Taxes on higher incomes cover not only the local share but also a bigger portion of the cost of operating the state. The distribution of the income taxes helps ensure all parts of the state have the resources to operate effectively, experts said.
"The state's interest is in providing basic services and support for all, not just those that have the highest ability to pay," said Laurence Msall, president of the Chicago-based Civic Federation, a government finance research organization.
The state's current policy is basic economics, Martire said.
"You remedy the inequality of riches by relieving the poor and burdening the rich," Martire said. "That's straight out of 'The Wealth of Nations' by the father of capitalism, Adam Smith. As a resident and a taxpayer, you have an interest in ensuring all local governments throughout the state have the capacity to have core services at an adequate level."
Yet, critics argue income taxes returned to local governments go too much toward salaries and benefits for public employees instead of infrastructure and services.
"It's happening because our state pushed down onto local governments a lot more responsibilities than other states have done," said Carol Portman, president of the Taxpayers Federation of Illinois, a Springfield-based public finance efficiency organization.
Staffing costs are the majority of expenses for all of the state's nearly 7,000 units of government, critics said.
"Eighty percent of their spending is on salaries and fringe benefits like pensions," said Jim Tobin, president of Taxpayers United of America, a Chicago-based anti-tax group that fights tax hike proposals. "Most of us are going to have to work into our 70s to pay taxes so these guys can retire in their 50s and live the life of Riley."
Roughly 1,400 municipalities and counties received income tax funds from the state in 2012, according to revenue department records. Chicago received the most, at more than $235 million. That amounted to 7.3 percent of the $3.2 billion of income taxes paid by the city's residents.

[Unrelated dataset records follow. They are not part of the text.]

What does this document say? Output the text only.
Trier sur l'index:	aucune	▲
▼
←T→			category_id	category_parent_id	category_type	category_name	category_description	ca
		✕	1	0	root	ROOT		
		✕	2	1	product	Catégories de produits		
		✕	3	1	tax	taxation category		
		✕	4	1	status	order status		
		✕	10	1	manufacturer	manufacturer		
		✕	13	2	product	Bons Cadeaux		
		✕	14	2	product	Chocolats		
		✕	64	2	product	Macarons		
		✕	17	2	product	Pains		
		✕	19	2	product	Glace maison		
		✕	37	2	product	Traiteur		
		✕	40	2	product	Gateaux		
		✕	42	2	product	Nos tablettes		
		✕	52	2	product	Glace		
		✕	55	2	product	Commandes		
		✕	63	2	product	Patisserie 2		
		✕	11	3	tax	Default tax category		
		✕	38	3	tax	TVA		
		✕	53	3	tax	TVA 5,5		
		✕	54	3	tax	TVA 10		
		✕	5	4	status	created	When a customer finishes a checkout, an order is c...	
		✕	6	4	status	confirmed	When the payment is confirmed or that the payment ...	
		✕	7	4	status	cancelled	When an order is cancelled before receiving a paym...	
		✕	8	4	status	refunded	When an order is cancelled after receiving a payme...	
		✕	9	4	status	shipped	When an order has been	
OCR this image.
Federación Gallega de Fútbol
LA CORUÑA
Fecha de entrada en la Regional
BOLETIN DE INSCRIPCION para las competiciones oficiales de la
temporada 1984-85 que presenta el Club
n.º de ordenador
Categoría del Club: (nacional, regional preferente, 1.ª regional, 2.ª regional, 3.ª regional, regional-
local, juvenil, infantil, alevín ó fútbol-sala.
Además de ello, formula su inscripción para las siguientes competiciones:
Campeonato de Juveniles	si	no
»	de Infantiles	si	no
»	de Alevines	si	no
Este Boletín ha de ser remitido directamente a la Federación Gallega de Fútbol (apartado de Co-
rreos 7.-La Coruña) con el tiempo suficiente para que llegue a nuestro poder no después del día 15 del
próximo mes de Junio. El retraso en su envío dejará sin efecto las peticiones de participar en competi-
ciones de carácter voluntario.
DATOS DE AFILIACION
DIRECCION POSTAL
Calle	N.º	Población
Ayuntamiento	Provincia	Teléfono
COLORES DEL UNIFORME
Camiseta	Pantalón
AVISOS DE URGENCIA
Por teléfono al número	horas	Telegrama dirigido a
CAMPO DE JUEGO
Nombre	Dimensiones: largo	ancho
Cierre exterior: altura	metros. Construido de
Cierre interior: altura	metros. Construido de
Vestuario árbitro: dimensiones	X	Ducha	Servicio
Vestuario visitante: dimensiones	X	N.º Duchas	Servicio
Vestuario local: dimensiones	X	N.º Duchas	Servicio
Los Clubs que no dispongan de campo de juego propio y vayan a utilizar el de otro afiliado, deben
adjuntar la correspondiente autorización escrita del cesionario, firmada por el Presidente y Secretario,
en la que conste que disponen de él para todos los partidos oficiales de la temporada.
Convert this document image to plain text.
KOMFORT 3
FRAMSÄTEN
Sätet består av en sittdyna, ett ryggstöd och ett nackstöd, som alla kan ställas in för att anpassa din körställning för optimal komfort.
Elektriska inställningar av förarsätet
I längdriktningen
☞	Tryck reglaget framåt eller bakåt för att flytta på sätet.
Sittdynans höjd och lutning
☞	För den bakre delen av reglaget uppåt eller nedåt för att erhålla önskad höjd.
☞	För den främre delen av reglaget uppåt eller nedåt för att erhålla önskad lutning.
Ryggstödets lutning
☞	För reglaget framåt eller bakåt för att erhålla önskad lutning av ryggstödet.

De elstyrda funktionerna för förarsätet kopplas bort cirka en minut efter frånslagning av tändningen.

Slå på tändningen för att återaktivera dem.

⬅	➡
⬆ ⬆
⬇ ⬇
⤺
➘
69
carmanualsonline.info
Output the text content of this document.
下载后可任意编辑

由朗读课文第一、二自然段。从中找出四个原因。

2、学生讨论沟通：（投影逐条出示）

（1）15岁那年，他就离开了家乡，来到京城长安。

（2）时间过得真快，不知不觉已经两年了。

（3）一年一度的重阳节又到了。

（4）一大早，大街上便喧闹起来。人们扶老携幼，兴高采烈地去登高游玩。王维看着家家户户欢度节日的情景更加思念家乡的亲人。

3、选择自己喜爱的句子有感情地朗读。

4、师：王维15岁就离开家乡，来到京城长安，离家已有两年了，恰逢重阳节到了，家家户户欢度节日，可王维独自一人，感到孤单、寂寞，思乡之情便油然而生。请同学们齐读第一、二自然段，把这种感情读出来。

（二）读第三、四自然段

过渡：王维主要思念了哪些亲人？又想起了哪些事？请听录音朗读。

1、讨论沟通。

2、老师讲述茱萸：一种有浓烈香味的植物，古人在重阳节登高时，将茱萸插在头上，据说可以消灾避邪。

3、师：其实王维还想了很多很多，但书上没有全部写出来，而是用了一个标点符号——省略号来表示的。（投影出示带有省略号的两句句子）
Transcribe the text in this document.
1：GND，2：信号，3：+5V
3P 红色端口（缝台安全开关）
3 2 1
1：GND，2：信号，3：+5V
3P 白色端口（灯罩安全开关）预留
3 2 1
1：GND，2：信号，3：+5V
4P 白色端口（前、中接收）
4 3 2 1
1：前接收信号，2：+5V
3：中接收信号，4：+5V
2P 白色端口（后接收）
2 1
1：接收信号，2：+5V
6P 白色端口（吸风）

By comparison, roughly 100 suburban governments in parts of Cook, DuPage, Kane, Lake, McHenry and Will counties received 5.4 percent of the $4.7 billion in income tax revenue collected from the workforce that year, according to the analysis. Those local governments split nearly $255 million among them, according to state financial reports.
"Every municipality hopes to receive more than it currently does," said Art Osten, Oak Brook's interim village manager. "The reality is that the distribution of taxes collected by the state is a political question. We hope the determination of need and reallocation is done in a reasonable and equitable manner and that Oak Brook receives its fair share of what its residents contribute."
The future of the local governments' share of income tax revenue is murky. Legislative leaders have threatened to shrink or eliminate the local funding since the income tax rate is set to drop from 5 percent to 3.75 percent next year. Under the current proposed budget, the local share would remain roughly the same.
State Rep. David Harris, an Arlington Heights Republican who sits on the House Income Tax subcommittee, said there hasn't been much talk of changing the state's income tax funding policy and he wouldn't support it.
"To my mind, it's a fair way to do it now," he said. "I don't want to go complicating the formula. The more complicated the formula gets, the more people play games with the money."